Sin que él se diera cuenta, hace ya un rato que don Manuel ha cambiado las notas musicales. Ya no son do,re,mi,do, mi,do,do,mi,do… Ahora le suenan como las de “Los remeros del Volga”: sol,mi,la,mi; sol, mi,la,la, mi; sol, do,si,do,si,la;sol,mi,la,mi.  Titubea, tose un par de veces antes de arrancar, le sale un gallo en el primer “sol”… luego consigue entonarse pero con una voz quebrada por su propia inseguridad. Sabe ya que no pasa, seguro que no.
-Me ha dicho don Eduardo que lo tuyo es el Latín –intenta consolarlo el cura-. No te preocupes. Lo haces bien, pero ya me sobran bajos.
Y, sin embargo, él se tenía por alto. De estatura. “Me apuntaré al fútbol”, se anima enseguida.  Fuera ha empezado a llover. Jaime se ha quedado en la salida al patio a esperarlo.
-¿Qué tal?
-Psss… Mal. Hasta me ha salido un gallo. Me ha cateao, ya está.
-No pasa ná, cantas desde abajo, en la capilla.
-Oye, dime, ¿tú me ves bajo? Yo siempre me he tenido por alto y delgao ¿no?
-Eres de los más altos del curso. ¿Por qué?

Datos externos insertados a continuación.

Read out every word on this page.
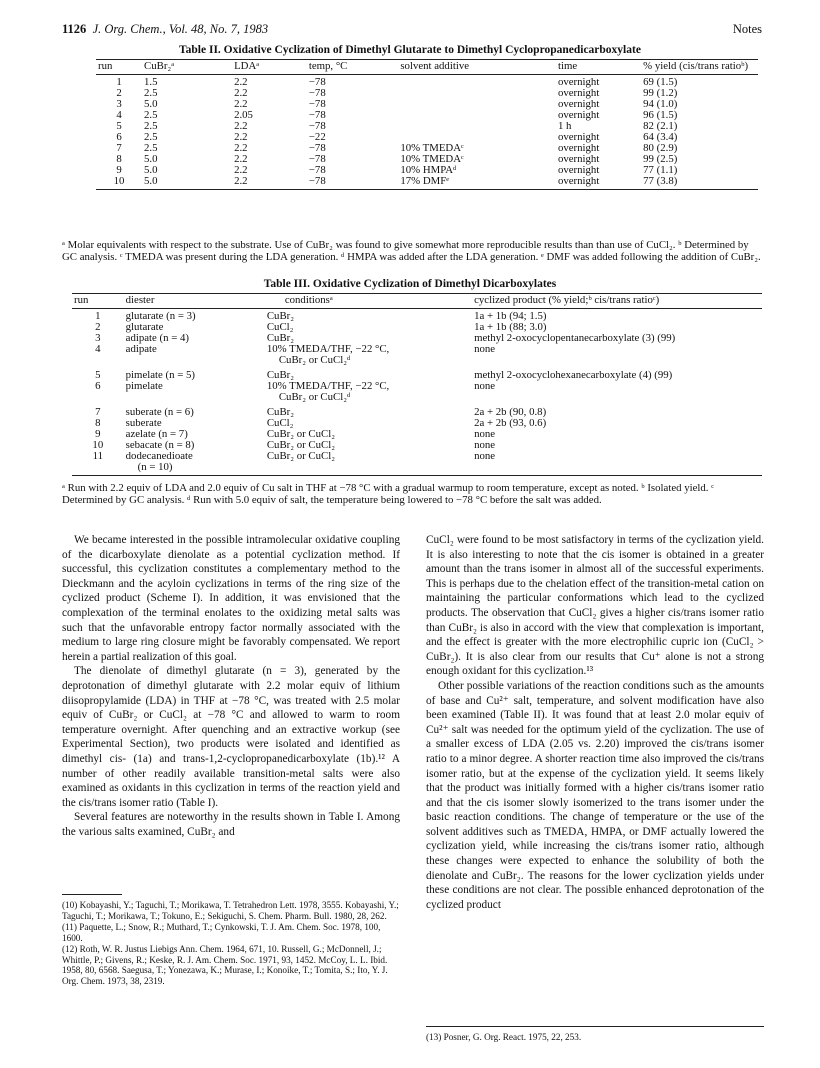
1126 J. Org. Chem., Vol. 48, No. 7, 1983	Notes
Table II. Oxidative Cyclization of Dimethyl Glutarate to Dimethyl Cyclopropanedicarboxylate
run	CuBr₂ᵃ	LDAᵃ	temp, °C	solvent additive	time	% yield (cis/trans ratioᵇ)
1	1.5	2.2	−78		overnight	69 (1.5)
2	2.5	2.2	−78		overnight	99 (1.2)
3	5.0	2.2	−78		overnight	94 (1.0)
4	2.5	2.05	−78		overnight	96 (1.5)
5	2.5	2.2	−78		1 h	82 (2.1)
6	2.5	2.2	−22		overnight	64 (3.4)
7	2.5	2.2	−78	10% TMEDAᶜ	overnight	80 (2.9)
8	5.0	2.2	−78	10% TMEDAᶜ	overnight	99 (2.5)
9	5.0	2.2	−78	10% HMPAᵈ	overnight	77 (1.1)
10	5.0	2.2	−78	17% DMFᵉ	overnight	77 (3.8)
ᵃ Molar equivalents with respect to the substrate. Use of CuBr₂ was found to give somewhat more reproducible results than than use of CuCl₂. ᵇ Determined by GC analysis. ᶜ TMEDA was present during the LDA generation. ᵈ HMPA was added after the LDA generation. ᵉ DMF was added following the addition of CuBr₂.
Table III. Oxidative Cyclization of Dimethyl Dicarboxylates
run	diester	conditionsᵃ	cyclized product (% yield;ᵇ cis/trans ratioᶜ)
1	glutarate (n = 3)	CuBr₂	1a + 1b (94; 1.5)
2	glutarate	CuCl₂	1a + 1b (88; 3.0)
3	adipate (n = 4)	CuBr₂	methyl 2-oxocyclopentanecarboxylate (3) (99)
4	adipate	10% TMEDA/THF, −22 °C,
CuBr₂ or CuCl₂ᵈ	none
5	pimelate (n = 5)	CuBr₂	methyl 2-oxocyclohexanecarboxylate (4) (99)
6	pimelate	10% TMEDA/THF, −22 °C,
CuBr₂ or CuCl₂ᵈ	none
7	suberate (n = 6)	CuBr₂	2a + 2b (90, 0.8)
8	suberate	CuCl₂	2a + 2b (93, 0.6)
9	azelate (n = 7)	CuBr₂ or CuCl₂	none
10	sebacate (n = 8)	CuBr₂ or CuCl₂	none
11	dodecanedioate
(n = 10)	CuBr₂ or CuCl₂	none
ᵃ Run with 2.2 equiv of LDA and 2.0 equiv of Cu salt in THF at −78 °C with a gradual warmup to room temperature, except as noted. ᵇ Isolated yield. ᶜ Determined by GC analysis. ᵈ Run with 5.0 equiv of salt, the temperature being lowered to −78 °C before the salt was added.

We became interested in the possible intramolecular oxidative coupling of the dicarboxylate dienolate as a potential cyclization method. If successful, this cyclization constitutes a complementary method to the Dieckmann and the acyloin cyclizations in terms of the ring size of the cyclized product (Scheme I). In addition, it was envisioned that the complexation of the terminal enolates to the oxidizing metal salts was such that the unfavorable entropy factor normally associated with the medium to large ring closure might be favorably compensated. We report herein a partial realization of this goal.

The dienolate of dimethyl glutarate (n = 3), generated by the deprotonation of dimethyl glutarate with 2.2 molar equiv of lithium diisopropylamide (LDA) in THF at −78 °C, was treated with 2.5 molar equiv of CuBr₂ or CuCl₂ at −78 °C and allowed to warm to room temperature overnight. After quenching and an extractive workup (see Experimental Section), two products were isolated and identified as dimethyl cis- (1a) and trans-1,2-cyclopropanedicarboxylate (1b).¹² A number of other readily available transition-metal salts were also examined as oxidants in this cyclization in terms of the reaction yield and the cis/trans isomer ratio (Table I).

Several features are noteworthy in the results shown in Table I. Among the various salts examined, CuBr₂ and

(10) Kobayashi, Y.; Taguchi, T.; Morikawa, T. Tetrahedron Lett. 1978, 3555. Kobayashi, Y.; Taguchi, T.; Morikawa, T.; Tokuno, E.; Sekiguchi, S. Chem. Pharm. Bull. 1980, 28, 262.

(11) Paquette, L.; Snow, R.; Muthard, T.; Cynkowski, T. J. Am. Chem. Soc. 1978, 100, 1600.

(12) Roth, W. R. Justus Liebigs Ann. Chem. 1964, 671, 10. Russell, G.; McDonnell, J.; Whittle, P.; Givens, R.; Keske, R. J. Am. Chem. Soc. 1971, 93, 1452. McCoy, L. L. Ibid. 1958, 80, 6568. Saegusa, T.; Yonezawa, K.; Murase, I.; Konoike, T.; Tomita, S.; Ito, Y. J. Org. Chem. 1973, 38, 2319.

CuCl₂ were found to be most satisfactory in terms of the cyclization yield. It is also interesting to note that the cis isomer is obtained in a greater amount than the trans isomer in almost all of the successful experiments. This is perhaps due to the chelation effect of the transition-metal cation on maintaining the particular conformations which lead to the cyclized products. The observation that CuCl₂ gives a higher cis/trans isomer ratio than CuBr₂ is also in accord with the view that complexation is important, and the effect is greater with the more electrophilic cupric ion (CuCl₂ > CuBr₂). It is also clear from our results that Cu⁺ alone is not a strong enough oxidant for this cyclization.¹³

Other possible variations of the reaction conditions such as the amounts of base and Cu²⁺ salt, temperature, and solvent modification have also been examined (Table II). It was found that at least 2.0 molar equiv of Cu²⁺ salt was needed for the optimum yield of the cyclization. The use of a smaller excess of LDA (2.05 vs. 2.20) improved the cis/trans isomer ratio to a minor degree. A shorter reaction time also improved the cis/trans isomer ratio, but at the expense of the cyclization yield. It seems likely that the product was initially formed with a higher cis/trans isomer ratio and that the cis isomer slowly isomerized to the trans isomer under the basic reaction conditions. The change of temperature or the use of the solvent additives such as TMEDA, HMPA, or DMF actually lowered the cyclization yield, while increasing the cis/trans isomer ratio, although these changes were expected to enhance the solubility of both the dienolate and CuBr₂. The reasons for the lower cyclization yields under these conditions are not clear. The possible enhanced deprotonation of the cyclized product

(13) Posner, G. Org. React. 1975, 22, 253.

-Es que le estoy dando vueltas… Me ha dicho don Manuel que le sobran bajos y que por eso me catea.
-Ja,ja, ja, ja… -Jaime no puede parar de reír, de esa risa floja y tonta.

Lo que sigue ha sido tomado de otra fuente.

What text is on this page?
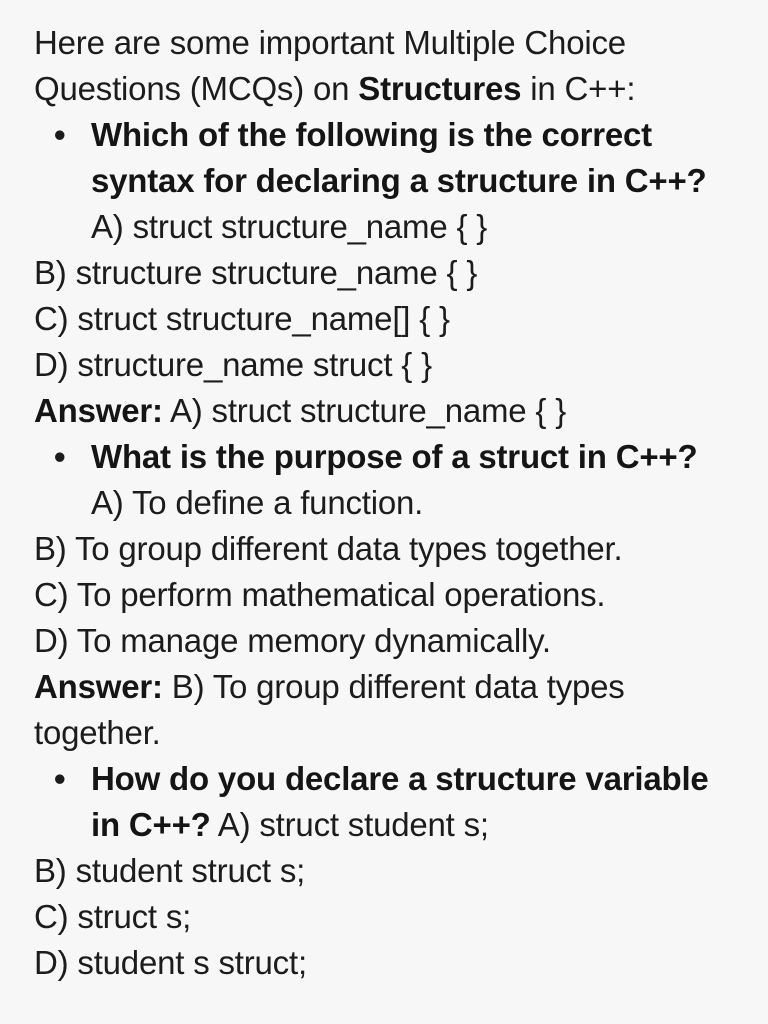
Here are some important Multiple Choice Questions (MCQs) on Structures in C++:
• Which of the following is the correct syntax for declaring a structure in C++?
A) struct structure_name { }
B) structure structure_name { }
C) struct structure_name[] { }
D) structure_name struct { }
Answer: A) struct structure_name { }
• What is the purpose of a struct in C++?
A) To define a function.
B) To group different data types together.
C) To perform mathematical operations.
D) To manage memory dynamically.
Answer: B) To group different data types together.
• How do you declare a structure variable in C++? A) struct student s;
B) student struct s;
C) struct s;
D) student s struct;
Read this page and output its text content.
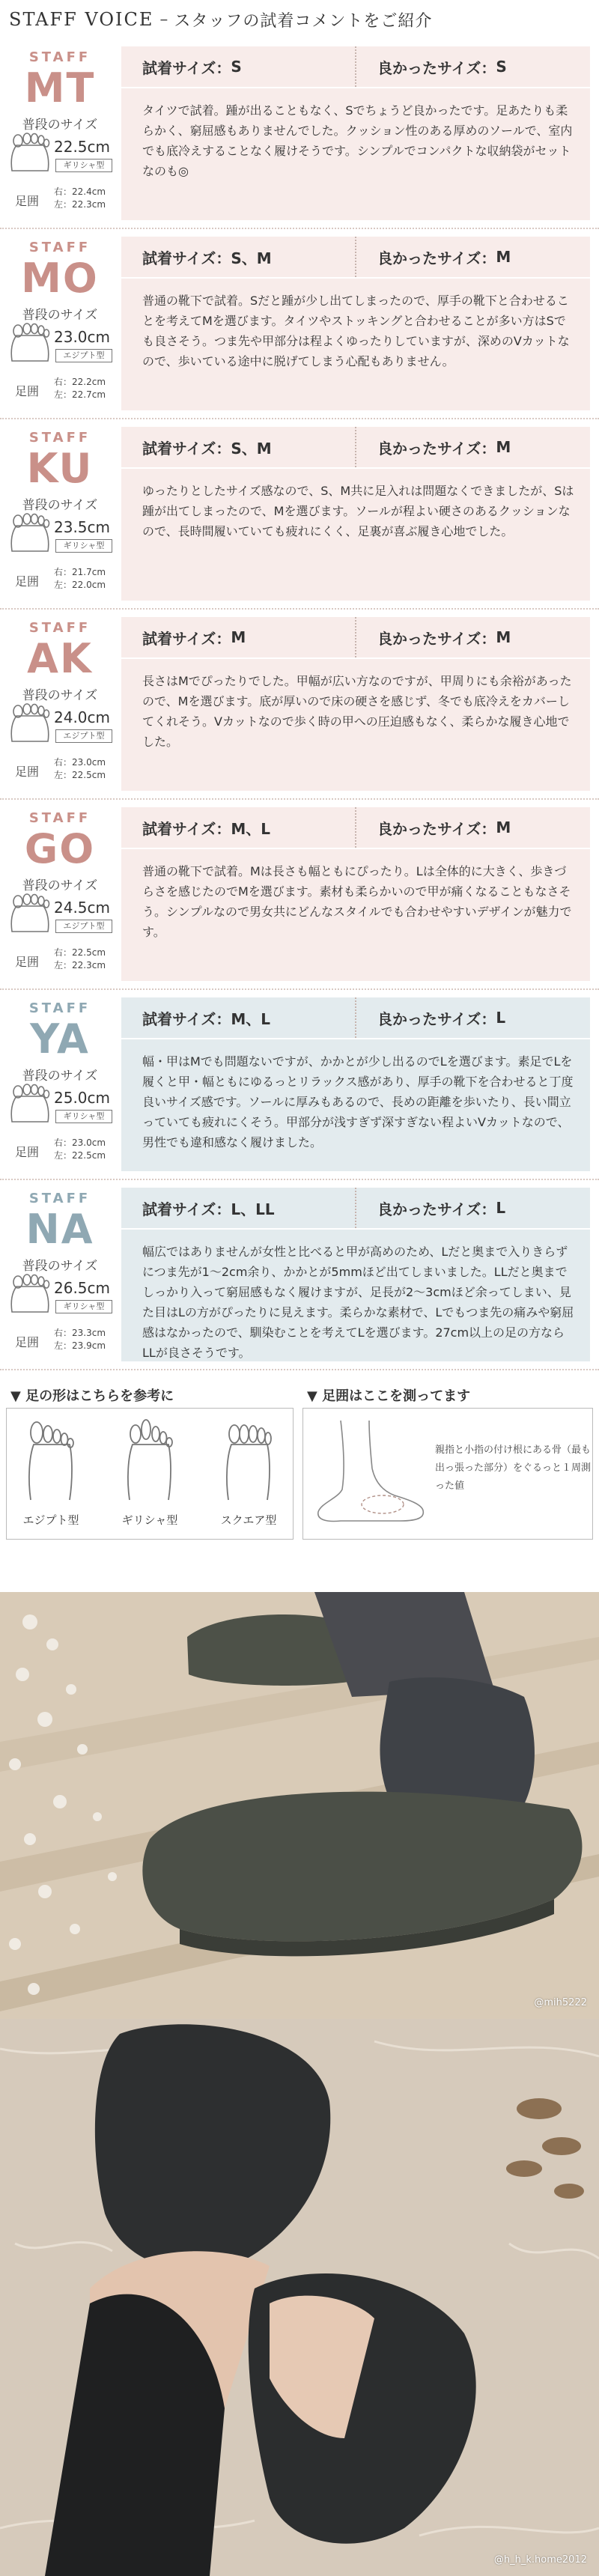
STAFF VOICE – スタッフの試着コメントをご紹介
STAFF
MT
普段のサイズ
22.5cm
ギリシャ型
足囲
右：22.4cm
左：22.3cm
試着サイズ： S	良かったサイズ： S
タイツで試着。踵が出ることもなく、Sでちょうど良かったです。足あたりも柔らかく、窮屈感もありませんでした。クッション性のある厚めのソールで、室内でも底冷えすることなく履けそうです。シンプルでコンパクトな収納袋がセットなのも◎
STAFF
MO
普段のサイズ
23.0cm
エジプト型
足囲
右：22.2cm
左：22.7cm
試着サイズ： S、M	良かったサイズ： M
普通の靴下で試着。Sだと踵が少し出てしまったので、厚手の靴下と合わせることを考えてMを選びます。タイツやストッキングと合わせることが多い方はSでも良さそう。つま先や甲部分は程よくゆったりしていますが、深めのVカットなので、歩いている途中に脱げてしまう心配もありません。
STAFF
KU
普段のサイズ
23.5cm
ギリシャ型
足囲
右：21.7cm
左：22.0cm
試着サイズ： S、M	良かったサイズ： M
ゆったりとしたサイズ感なので、S、M共に足入れは問題なくできましたが、Sは踵が出てしまったので、Mを選びます。ソールが程よい硬さのあるクッションなので、長時間履いていても疲れにくく、足裏が喜ぶ履き心地でした。
STAFF
AK
普段のサイズ
24.0cm
エジプト型
足囲
右：23.0cm
左：22.5cm
試着サイズ： M	良かったサイズ： M
長さはMでぴったりでした。甲幅が広い方なのですが、甲周りにも余裕があったので、Mを選びます。底が厚いので床の硬さを感じず、冬でも底冷えをカバーしてくれそう。Vカットなので歩く時の甲への圧迫感もなく、柔らかな履き心地でした。
STAFF
GO
普段のサイズ
24.5cm
エジプト型
足囲
右：22.5cm
左：22.3cm
試着サイズ： M、L	良かったサイズ： M
普通の靴下で試着。Mは長さも幅ともにぴったり。Lは全体的に大きく、歩きづらさを感じたのでMを選びます。素材も柔らかいので甲が痛くなることもなさそう。シンプルなので男女共にどんなスタイルでも合わせやすいデザインが魅力です。
STAFF
YA
普段のサイズ
25.0cm
ギリシャ型
足囲
右：23.0cm
左：22.5cm
試着サイズ： M、L	良かったサイズ： L
幅・甲はMでも問題ないですが、かかとが少し出るのでLを選びます。素足でLを履くと甲・幅ともにゆるっとリラックス感があり、厚手の靴下を合わせると丁度良いサイズ感です。ソールに厚みもあるので、長めの距離を歩いたり、長い間立っていても疲れにくそう。甲部分が浅すぎず深すぎない程よいVカットなので、男性でも違和感なく履けました。
STAFF
NA
普段のサイズ
26.5cm
ギリシャ型
足囲
右：23.3cm
左：23.9cm
試着サイズ： L、LL	良かったサイズ： L
幅広ではありませんが女性と比べると甲が高めのため、Lだと奥まで入りきらずにつま先が1〜2cm余り、かかとが5mmほど出てしまいました。LLだと奥までしっかり入って窮屈感もなく履けますが、足長が2〜3cmほど余ってしまい、見た目はLの方がぴったりに見えます。柔らかな素材で、Lでもつま先の痛みや窮屈感はなかったので、馴染むことを考えてLを選びます。27cm以上の足の方ならLLが良さそうです。
▼ 足の形はこちらを参考に
エジプト型	ギリシャ型	スクエア型
▼ 足囲はここを測ってます
親指と小指の付け根にある骨（最も出っ張った部分）をぐるっと１周測った値
@mih5222
@h_h_k.home2012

-¿Pero qué es lo que he dicho, hombre? –se pone José María casi mosqueado.

Cuando ya puede parar, le contesta.

-Amos a ver, cateto, que eres todavía más cateto de lo que yo creía: bajo es un tipo de voz, no sólo la estatura de alguien. Hay distintos modos de voces en la música: bajo, alto, tenor, barítono… Y don Manuel, por lo que te ha dicho, ya tiene muchos bajos, habrá visto que tu tono de cantar se corresponde con los bajos. ¿Te enteras?
-Ahhh… ¡Era eso! –Y se queda un momento pensativo, como si estuviera armando un contraataque-. Vale, pero de cateto, nada, que cada uno sabe de lo suyo, ¿a que tú no sabes las clases de aceitunas que hay, eh? –Y en viéndolo dubitativo, se anima a seguir-. Ni cuál espiga tiene las raspas más largas, la del trigo o la de la sebá. Ea, pa que veas. Y además que sepas que no todos podemos tener  una madre profesora de música, so enteraíllo.

Y se quedó sorprendido de sí mismo, pero muy satisfecho también por haber sabido defenderse sin ofender ni molestar.
El patio está desconocidamente vacío. Se ha acabado la cola para la música. De cuando en cuando, algún valiente, cubriéndose con los brazos la cabeza, lo cruza desde los soportales para alcanzar los wáteres en la pared de enfrente. Escasos seis o siete metros y llega pingando. Llueve a mares en la sierra y los chaveas se entretienen apelotonados en los pasillos de las clases apostando quién será el siguiente en empaparse, empujándose unos a otros, haciendo el ganso, como es su obligación. Empieza a rugir el monte de por arriba, la enorme piedra siempre amenazante, y en el suelo hierven saltarinas y juguetonas las burbujas de los chuzos de agua. Es noviembre, el mes de las primeras lluvias.